When the general public hears that a defendant in a criminal case has been offered a plea deal, they often assume that the deal will drastically reduce the person's sentence. Sometimes, accepting a plea deal can actually mean the difference between a life sentence and a death sentence. A man accused of murdering an elderly Utah woman over 20 years ago took a plea bargain in his criminal defense, and the death penalty was removed from possible punishments.
In May 1993, the then 21-year-old man allegedly broke into the assisted living apartment of a 92-year-old woman. He then purportedly sexually assaulted and beat her. The woman -- mother of five and grandmother of many -- did not survive the attack.
The events leading up to the man's arrest and criminal trial over 20 years later were not made publicly available. The total charges that he faced were also not clear, but he pleaded guilty to aggravated murder in April. Being found guilty of this crime is punishable by the death penalty, but he accepted a plea deal that took the death penalty away. He was ultimately sentenced to life in prison with the possibility of parole.

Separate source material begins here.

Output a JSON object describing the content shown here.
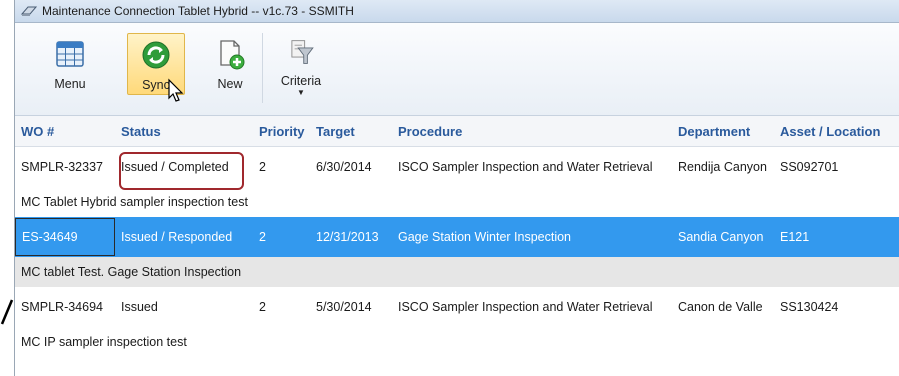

The plea agreement included a significant concession from prosecutors, likely negotiated with the man's criminal defense team, when they withdrew the death penalty as a potential sentence. Additionally, the Utah man has the possibility of parole after a number of years. While it can be presumed that this man chose to accept the plea offer because he thought it was in his best interest, any defendant offered a plea deal for violent crimes has the option to reject it and put the prosecution to its proof in the courtroom.